The presentation prepared for the meeting described a function known as “emissions tight mode.” That was another way of describing software that would behave differently under test conditions.

According to the document, the mode would step up pollution controls and ensure low emissions when software detected procedures used during tests by United States regulators. The parameters of those tests were publicly known and predictable.

On Nov. 7, 2007, a day before the planned meeting, the presentation was sent as an email attachment to more than a dozen managers just below the top layer of management. The email included a warning to recipients not to forward to anyone else.

That evening, a second presentation was distributed to a smaller group, including several managers, although not Mr. Winterkorn or Mr. Müller.

Both presentations noted that the new engine could not meet nitrogen oxide standards with the existing equipment, and proposed improvements that would cost about 270 euros (about $298 under today’s exchange rates) a car.

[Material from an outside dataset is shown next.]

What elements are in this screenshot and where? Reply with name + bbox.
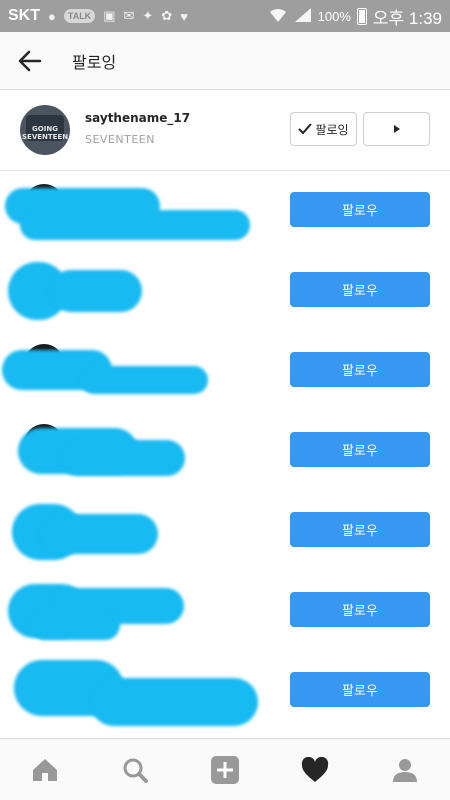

But the second presentation did not include the appendix describing the specifics of the defeat device. It is not clear why that information was deleted and what specifically was presented at the meeting.

An internal summary of the meeting, reviewed by The Times, said, “The situation regarding technology was acknowledged, and the implementation of the presented measures was confirmed.”

After the meeting, Volkswagen delayed sale of the new motor in the United States by a year, to late 2008. The company made some improvements to the motors’ emissions systems, but they were not enough.

In late 2008, Volkswagen began selling a new generation of diesel cars in the United States, claiming falsely that the technology was an environmentally friendly alternative to Toyota hybrids. Instead, the company was using a defeat device to cheat regulators.